I remember being uncomfortable about the “psionics” in Dungeons and Dragons back when I was a kid. Psychic powers seemed more appropriate in science fiction than fantasy. I mean, we had Mr. Spock’s mind meld in Star Trek, Jedi mind tricks in Star Wars, and telepathy in X-Men. Fantasy was for, well, dungeons and dragons, wizards and magic. But in fact, psychics in the real world are totally fantasy.
Unfortunately, some people find the concept of psychic powers to be more than plausible. They believe in them, and believe in people who claim to have them, giving them money and power over their very souls.
When fantasy is given such power, I have a different term. I call it old-fashioned charlatanism.
Our species has celebrated such liars for centuries, if not forever. Since the rise of science and technology, however, we now have powerful communications media to let them reach wider and wider audiences that are more desperate and more gullible than is healthy around such unscrupulous hucksters.

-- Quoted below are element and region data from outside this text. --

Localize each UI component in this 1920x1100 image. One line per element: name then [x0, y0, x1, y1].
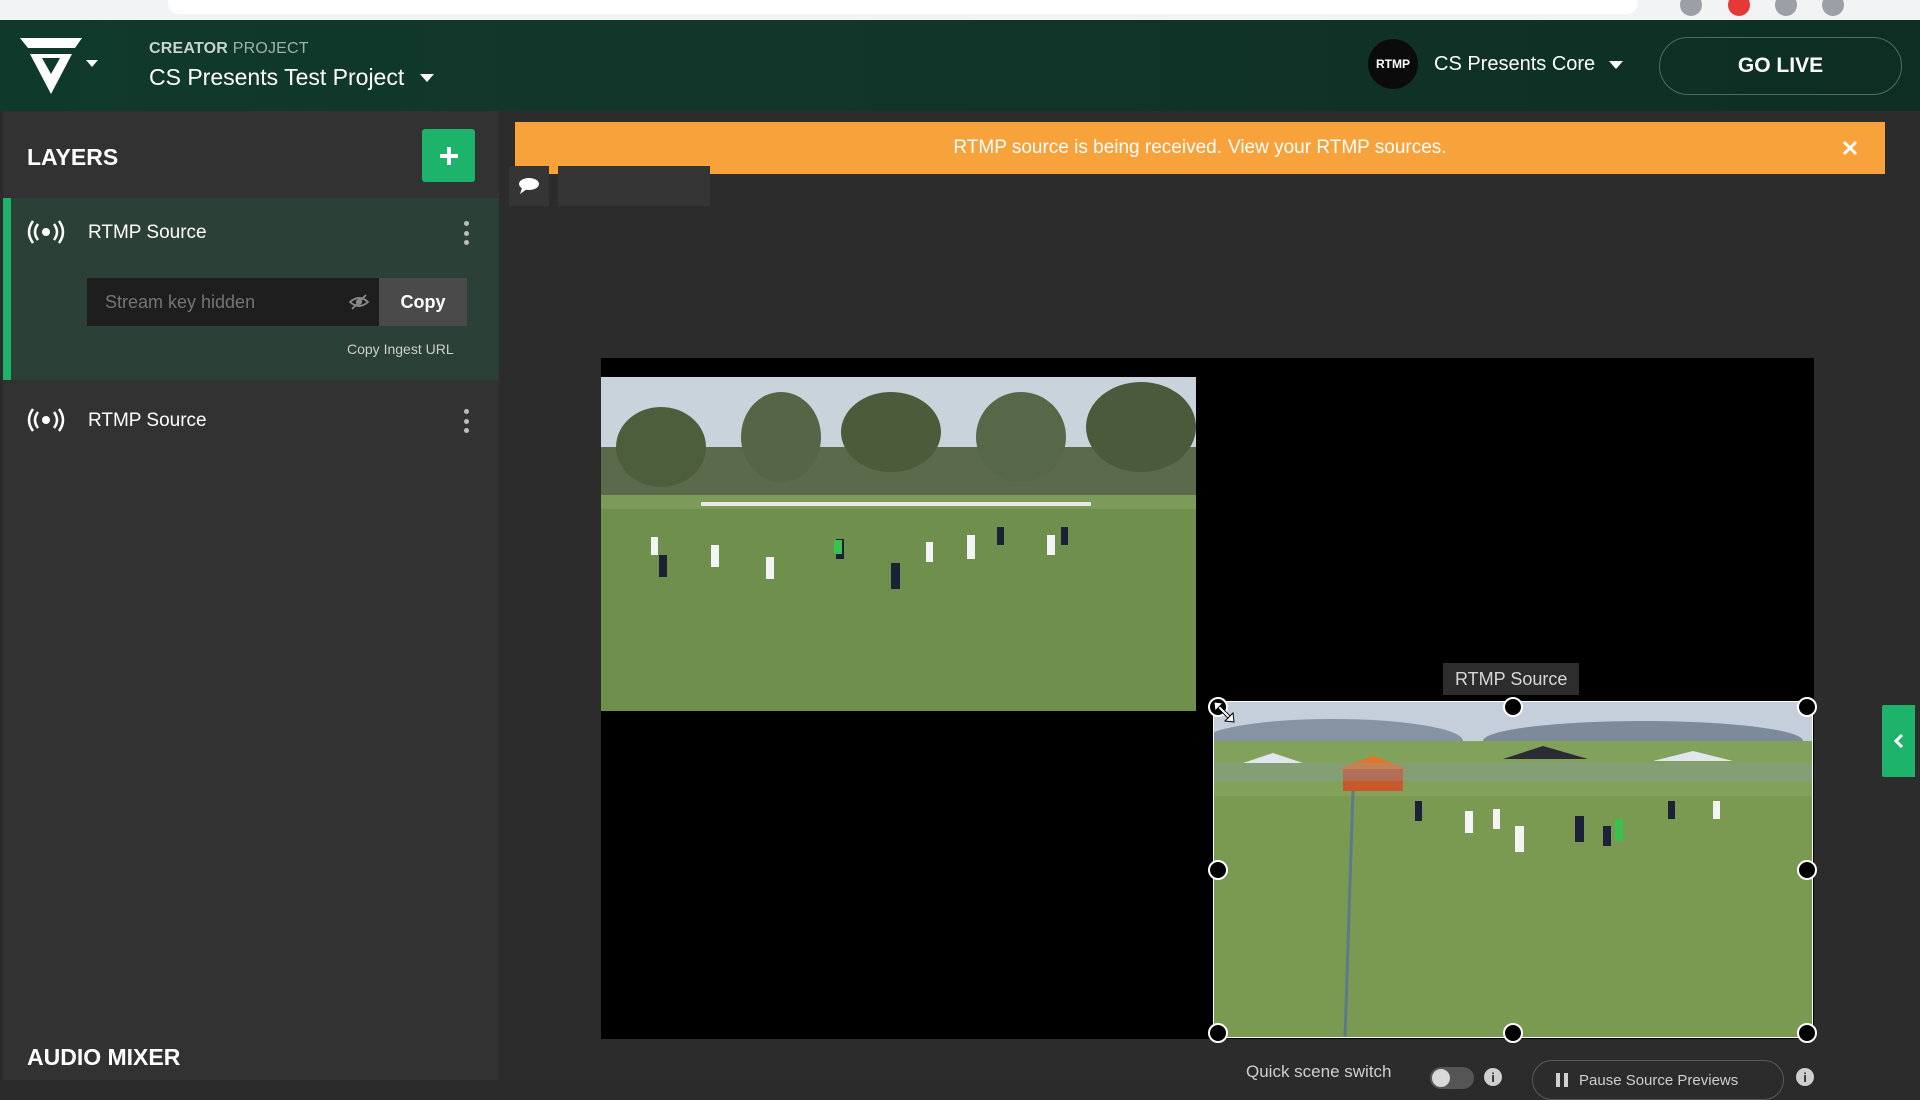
layer-item-rtmp-source[interactable]: RTMP Source Copy Copy Ingest URL — [3, 198, 499, 380]
rtmp-badge: RTMP — [1368, 39, 1418, 89]
pause-source-previews-label: Pause Source Previews — [1579, 1071, 1739, 1089]
project-kicker-rest: PROJECT — [232, 40, 309, 57]
layer-label: RTMP Source — [88, 222, 207, 243]
add-layer-button[interactable] — [422, 129, 475, 182]
layer-menu-kebab-icon[interactable] — [461, 407, 471, 435]
pause-icon — [1556, 1073, 1568, 1087]
app-header: CREATOR PROJECT CS Presents Test Project… — [0, 20, 1920, 111]
plus-icon — [439, 146, 458, 165]
copy-stream-key-button[interactable]: Copy — [379, 278, 467, 326]
eye-off-icon[interactable] — [348, 291, 370, 313]
core-name: CS Presents Core — [1434, 53, 1596, 75]
resize-handle-middle-left[interactable] — [1208, 860, 1228, 880]
close-icon[interactable] — [1840, 138, 1860, 158]
browser-toolbar — [0, 0, 1920, 20]
notification-icon[interactable] — [1728, 0, 1750, 16]
chevron-down-icon — [420, 73, 435, 82]
layers-title: LAYERS — [27, 144, 119, 170]
resize-handle-bottom-left[interactable] — [1208, 1023, 1228, 1043]
rtmp-status-banner: RTMP source is being received. View your… — [515, 122, 1885, 174]
soccer-field-image — [601, 377, 1196, 711]
extension-icon[interactable] — [1680, 0, 1702, 16]
chat-bubble-icon — [519, 178, 539, 194]
view-rtmp-sources-link[interactable]: View your RTMP sources. — [1228, 137, 1447, 159]
go-live-button[interactable]: GO LIVE — [1659, 37, 1902, 95]
info-icon[interactable]: i — [1796, 1068, 1814, 1086]
app-logo-icon[interactable] — [20, 38, 90, 94]
info-icon[interactable]: i — [1484, 1068, 1502, 1086]
resize-handle-bottom-center[interactable] — [1503, 1023, 1523, 1043]
address-bar[interactable] — [168, 0, 1638, 14]
logo-menu-caret-icon[interactable] — [86, 60, 98, 67]
quick-scene-switch-toggle[interactable] — [1430, 1067, 1474, 1089]
chat-button[interactable] — [509, 166, 549, 206]
quick-scene-switch-label: Quick scene switch — [1246, 1062, 1392, 1081]
selected-source-label: RTMP Source — [1443, 663, 1580, 695]
panel-toggle-button[interactable] — [1882, 705, 1915, 777]
extensions-puzzle-icon[interactable] — [1775, 0, 1797, 16]
pause-source-previews-button[interactable]: Pause Source Previews — [1532, 1060, 1784, 1100]
resize-handle-bottom-right[interactable] — [1797, 1023, 1817, 1043]
audio-mixer-title: AUDIO MIXER — [27, 1044, 181, 1070]
chevron-down-icon — [1609, 60, 1624, 69]
project-name: CS Presents Test Project — [149, 64, 405, 90]
resize-handle-middle-right[interactable] — [1797, 860, 1817, 880]
layer-item-rtmp-source[interactable]: RTMP Source — [3, 380, 499, 460]
video-feed-soccer-tents[interactable] — [1213, 701, 1813, 1038]
banner-message: RTMP source is being received. — [953, 137, 1222, 158]
layer-label: RTMP Source — [88, 410, 207, 431]
soccer-tents-image — [1213, 701, 1813, 1038]
broadcast-icon — [27, 408, 65, 432]
layer-menu-kebab-icon[interactable] — [461, 219, 471, 247]
project-kicker: CREATOR PROJECT — [149, 40, 309, 58]
chevron-left-icon — [1893, 733, 1903, 749]
project-kicker-bold: CREATOR — [149, 40, 229, 57]
project-selector[interactable]: CS Presents Test Project — [149, 64, 435, 91]
resize-handle-top-right[interactable] — [1797, 697, 1817, 717]
video-feed-soccer-wide[interactable] — [601, 377, 1196, 711]
resize-handle-top-center[interactable] — [1503, 697, 1523, 717]
scene-tab[interactable] — [558, 166, 710, 206]
copy-ingest-url-link[interactable]: Copy Ingest URL — [347, 341, 454, 357]
layers-sidebar: LAYERS RTMP Source Copy Copy Ingest URL — [3, 111, 499, 1080]
core-selector[interactable]: CS Presents Core — [1434, 53, 1624, 76]
broadcast-icon — [27, 220, 65, 244]
stream-key-field[interactable] — [87, 278, 379, 326]
resize-handle-top-left[interactable] — [1208, 697, 1228, 717]
profile-avatar-icon[interactable] — [1822, 0, 1844, 16]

What recently sparked this train of thought again were the shocking events in Cleveland, Ohio, and the rescue of three young women released from a decade of captivity. One of them, Amanda Berry, was the subject of a prognostication by self-proclaimed psychic Sylvia Browne on the Montel Williams Show back in 2006. Browne, using her psychic powers, told the girl’s mother that she was dead, and the mother died a couple of years later believing that.
This is terrible and disgusting, but it gets worse. She’s done this before, falsely telling parents that a missing boy was dead, when he was later found alive.
This is a morally ugly and terrible thing to do to people. She causes pain to people, lies to people, and makes the world a worse place, by pretending that cold reading tactics and guesses are actual psychic powers.
She’s not the only one. TV shows, networks, and publishers have a reprehensible track record of giving these people a platform and audience. Jonathan Edward’s show Crossing Over on the SciFi Channel and more recently Long Island Medium are a couple of other prominent examples of these modern con artists who exploit desperate, grieving people. We should not enable these evil predators. Sylvia Browne and her ilk are vultures.
I’m tired of the effort to actively ignore these blights on our society. I respect the rights of people to believe what they want, but I don’t respect all those beliefs. I couldn’t be a moral, scientific, logical person and do otherwise. Let me let James Randi spell it out in this video:
Think about this vulture making obscene amounts of money exploiting desperate, emotional people with missing children or other deeply held concerns. Think about a mother dying thinking her daughter was dead based of unsupported claims of psychic powers when that daughter would someday escape to her freedom. Miss Cleo was a psychic joke that law enforcement took down, but there are more that they should not only stop working with, but denounce and even prosecute when the opportunity arises.
This is not the first time Sylvia Browne has mistakenly told parents that their missing child was dead, but it ought to be the last.